Soon after the Executive Council decision, Nashua Mayor Donnalee Lozeau told the city’s board of aldermen that she was talking with the Federal Transit Administration, the Federal Railroad Administration and representatives of communities in New Hampshire and Massachusetts to keep the idea on track.
“I think we still have a shot at getting the study done by someone other than the state,” she said after the Monday presentation, where she was a quiet observer in the audience. Lozeau said she first needs to determine if Nashua could become chief administrator for the $3.65 million.
Assuming the money is still available, and Nashua would be acceptable to the federal transit authorities, Lozeau would then have to find private and government sources for the 12 percent of the contract cost not covered by the federal grant.
“I think (rail) is still alive because I think people who are involved in New Hampshire development understand how important it is that we have that competitive edge, and they are very dedicated to this subject,” she said.
Staying competitive with areas served by rail, and the economic impact of the project, were recurring themes with supporters on the panel at Monday’s event, hosted by the state Business and Industry Association. Burling, one of the panelists, pointed to the successful rail projects to the east and west of the I-93 corridor, and warned that “everyone around us is doing something amazing. We are becoming the donut hole in the economic system.”
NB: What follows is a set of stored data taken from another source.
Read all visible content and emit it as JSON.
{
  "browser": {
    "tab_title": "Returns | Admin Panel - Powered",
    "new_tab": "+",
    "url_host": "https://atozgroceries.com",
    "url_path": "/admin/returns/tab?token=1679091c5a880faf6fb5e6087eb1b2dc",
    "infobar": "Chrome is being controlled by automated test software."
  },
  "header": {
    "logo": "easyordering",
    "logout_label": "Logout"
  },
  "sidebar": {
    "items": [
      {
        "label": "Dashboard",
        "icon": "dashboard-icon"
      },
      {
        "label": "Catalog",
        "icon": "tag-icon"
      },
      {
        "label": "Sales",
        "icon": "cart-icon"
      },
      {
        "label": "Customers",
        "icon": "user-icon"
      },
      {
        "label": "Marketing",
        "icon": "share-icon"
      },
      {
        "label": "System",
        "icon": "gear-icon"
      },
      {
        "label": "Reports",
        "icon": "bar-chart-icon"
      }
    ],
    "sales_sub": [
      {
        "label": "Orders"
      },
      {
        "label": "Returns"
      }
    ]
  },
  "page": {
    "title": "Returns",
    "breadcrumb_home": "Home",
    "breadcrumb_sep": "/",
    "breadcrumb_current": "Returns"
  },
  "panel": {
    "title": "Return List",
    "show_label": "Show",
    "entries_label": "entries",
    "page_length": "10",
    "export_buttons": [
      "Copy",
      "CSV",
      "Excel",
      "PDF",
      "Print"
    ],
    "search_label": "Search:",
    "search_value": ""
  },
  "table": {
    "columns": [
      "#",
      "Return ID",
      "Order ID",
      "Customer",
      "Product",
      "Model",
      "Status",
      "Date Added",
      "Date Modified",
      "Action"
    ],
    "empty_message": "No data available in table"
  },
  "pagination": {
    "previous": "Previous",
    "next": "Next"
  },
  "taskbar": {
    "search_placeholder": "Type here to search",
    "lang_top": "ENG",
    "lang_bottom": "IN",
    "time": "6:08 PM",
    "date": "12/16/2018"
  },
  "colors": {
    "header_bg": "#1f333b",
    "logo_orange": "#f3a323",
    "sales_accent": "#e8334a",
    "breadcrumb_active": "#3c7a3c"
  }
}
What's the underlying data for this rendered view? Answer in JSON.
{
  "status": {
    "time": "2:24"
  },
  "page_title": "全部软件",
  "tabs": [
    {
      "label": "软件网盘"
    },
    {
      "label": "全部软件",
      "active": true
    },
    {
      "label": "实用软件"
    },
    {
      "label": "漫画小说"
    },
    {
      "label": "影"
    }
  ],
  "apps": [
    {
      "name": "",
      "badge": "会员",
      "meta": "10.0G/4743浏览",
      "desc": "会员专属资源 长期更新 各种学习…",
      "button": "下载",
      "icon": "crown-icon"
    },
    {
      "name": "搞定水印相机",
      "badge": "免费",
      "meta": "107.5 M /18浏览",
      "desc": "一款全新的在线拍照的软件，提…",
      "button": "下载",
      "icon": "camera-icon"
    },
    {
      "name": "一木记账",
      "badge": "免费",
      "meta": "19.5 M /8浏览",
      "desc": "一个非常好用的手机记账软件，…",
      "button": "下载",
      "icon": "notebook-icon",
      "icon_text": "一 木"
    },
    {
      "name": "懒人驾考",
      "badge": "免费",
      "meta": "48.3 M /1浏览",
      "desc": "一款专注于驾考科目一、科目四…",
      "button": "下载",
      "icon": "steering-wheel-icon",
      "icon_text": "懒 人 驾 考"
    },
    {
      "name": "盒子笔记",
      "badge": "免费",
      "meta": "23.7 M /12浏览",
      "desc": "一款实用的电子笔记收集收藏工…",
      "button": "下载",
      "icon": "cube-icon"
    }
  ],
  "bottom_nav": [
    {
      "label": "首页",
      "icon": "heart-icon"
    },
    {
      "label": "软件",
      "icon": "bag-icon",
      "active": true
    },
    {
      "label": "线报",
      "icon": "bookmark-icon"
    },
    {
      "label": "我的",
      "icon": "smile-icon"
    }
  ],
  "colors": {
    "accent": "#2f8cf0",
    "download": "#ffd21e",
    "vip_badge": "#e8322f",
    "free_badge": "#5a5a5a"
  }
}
The arguments for and against the “Capital Corridor” project have been consistent since it was first proposed nearly a decade ago. Opponents say it is too costly and inefficient, and would require subsidies of $8 million to $10 million a year to operate.
Proponents counter that all forms of transportation are subsidized to one degree or another, and that the return in terms of economic development will offset the costs, not to mention the positive impact on the environment and highway congestion.
Monday’s discussion boiled down in large part to a disagreement about the scope of economic impact. “The economic development aspect is overstated,” said panelist Charlie Arlinghaus, president of the Josiah Bartlett Center for Public Policy, referring to the communities that support rail. “Everyone who wants it says there would be a lot of economic development, but they won’t risk it themselves, because deep down inside they are skeptical. They don’t think it would be a net plus. They know in their hearts, they would be on the hook.”
Jay Minkarah, economic development director for Manchester, was a panelist in favor of the project. He said the availability of a rail connection at T.F. Green International gives the Rhode Island airport a definite advantage over Manchester-Boston Regional, which has seen declining air traffic.